Counter-Measures - by Greg Steggerda

Even though it feels like life has been turned upside down, it’s hard to believe that this world will ever end. After all, it’s been around forever, at least relative to my existence, and even though COVID 19 is a huge threat none of us think our controls will have to persist beyond a couple of months. Intellectually I get that there is an end coming, but honestly I expect this old earth to still be here when I die. I don’t think about what happens if it doesn’t.
I should, because being diverted by today may be exactly what the Devil is counting on. I know Jesus warns against it. Look at this, from Luke 21:34: 
“Be careful, or your hearts will be weighed down with carousing, drunkenness and the anxieties of life, and that day will close on you suddenly like a trap.”
As that last day approaches, inexorably and at God’s pace, life, or maybe Satan, comes at us with the things that look fun and the things that look scary. “Hey, look at this! This is what you should be focused on.” All of our pastimes and the things we do to medicate our hurts and the things that keep us awake at night act as misdirection, like a magician’s sleight of hand. All the while, we’re diverted from preparing for our eternal destiny, all that’s left for us when death or the end of the world comes to us. And Jesus, comparing it to a trap snapping shut, seems to think it will take us by surprise.
Be careful, he says. Be aware that this is our tendency. Be aware of the risk.
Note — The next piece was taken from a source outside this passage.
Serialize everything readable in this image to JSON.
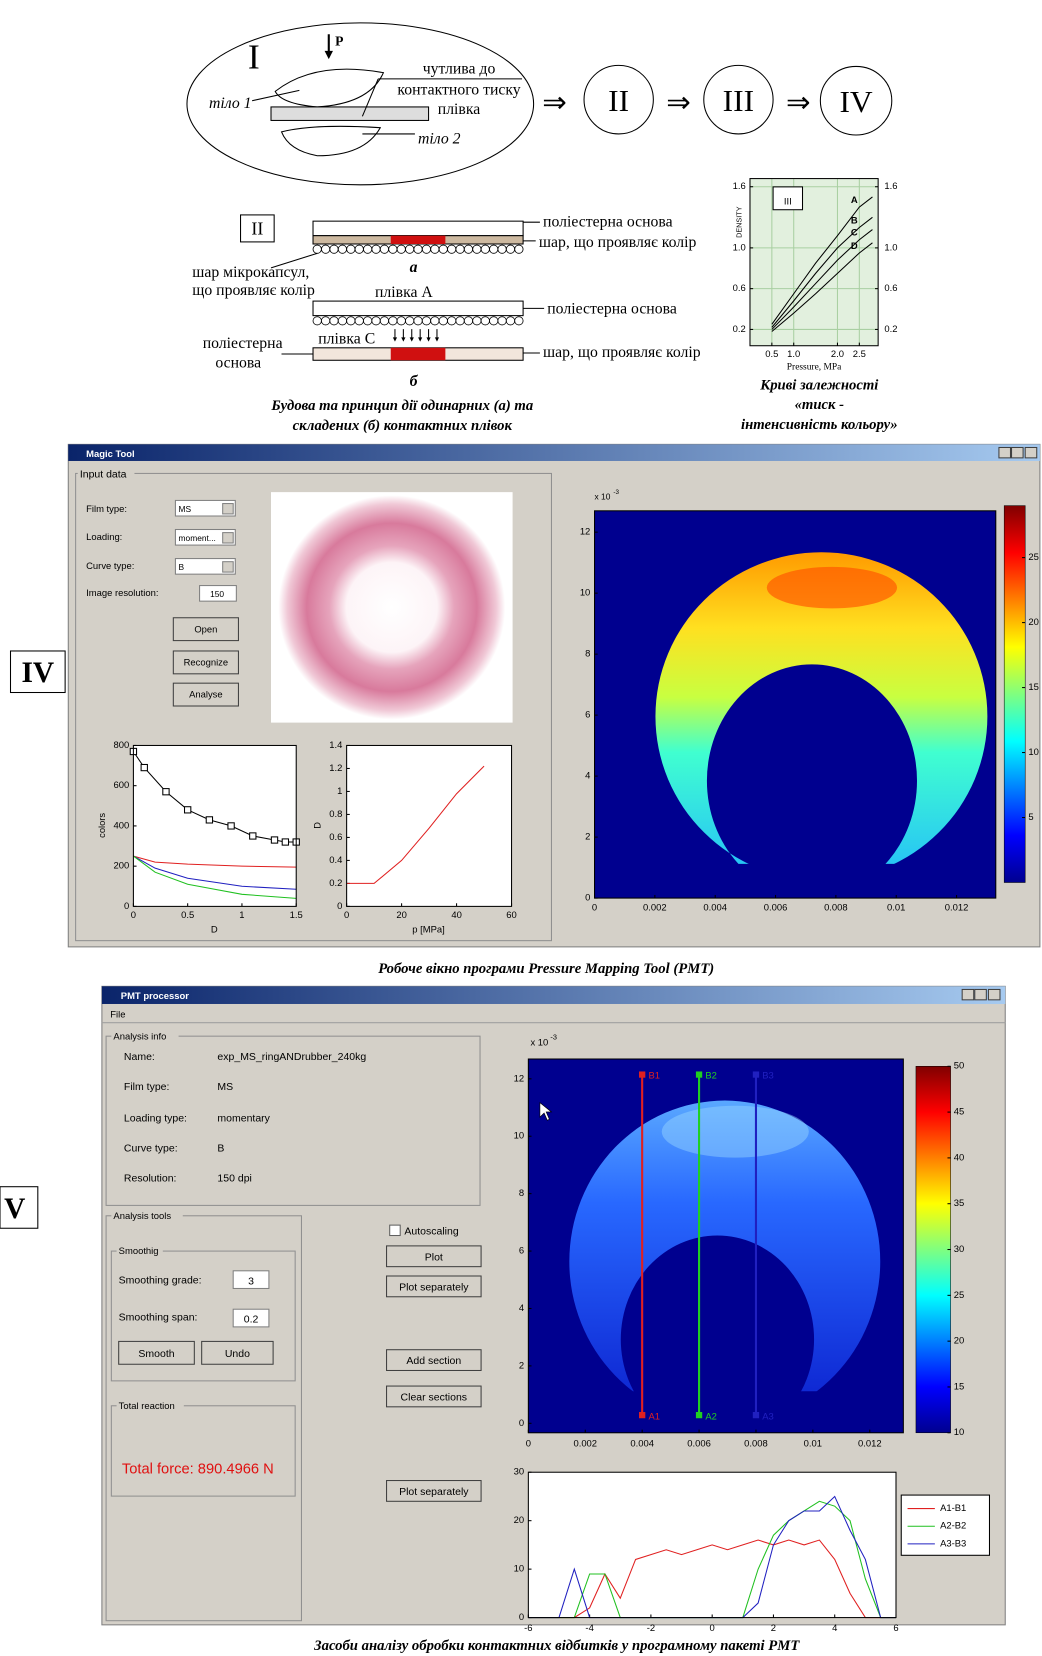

In the Army we talked a lot about countermeasures. Active countermeasures were the steps we took to push back against the bad thing. Passive countermeasures were the safeguards we put in place to keep it from surprising us. Between them, these two kinds of countermeasures were how we protected against risk, and we see our government using the same approach right now. The past months we saw predominantly passive countermeasures, and now the steps become direct and active.
Maybe that’s a helpful way to look at this threat of distraction; maybe our national crisis response is a model for the sin pandemic too. Maybe we could use our devotions and prayers and other things like Christian music to keep us spiritually alert - those would be good passive countermeasures. And maybe daily disciplines like petitions and praise - taking all of our pains and celebrations to the foot of the cross - could become active countermeasures that resist our tendency to live these moments apart from God.
The point isn’t to live our days fearfully, with that under-a-deadline stress. Rather, we live each day as we ought even if the end never came, focused on Jesus and his work in our lives. That way we’re always ready. Then any day can be Homecoming.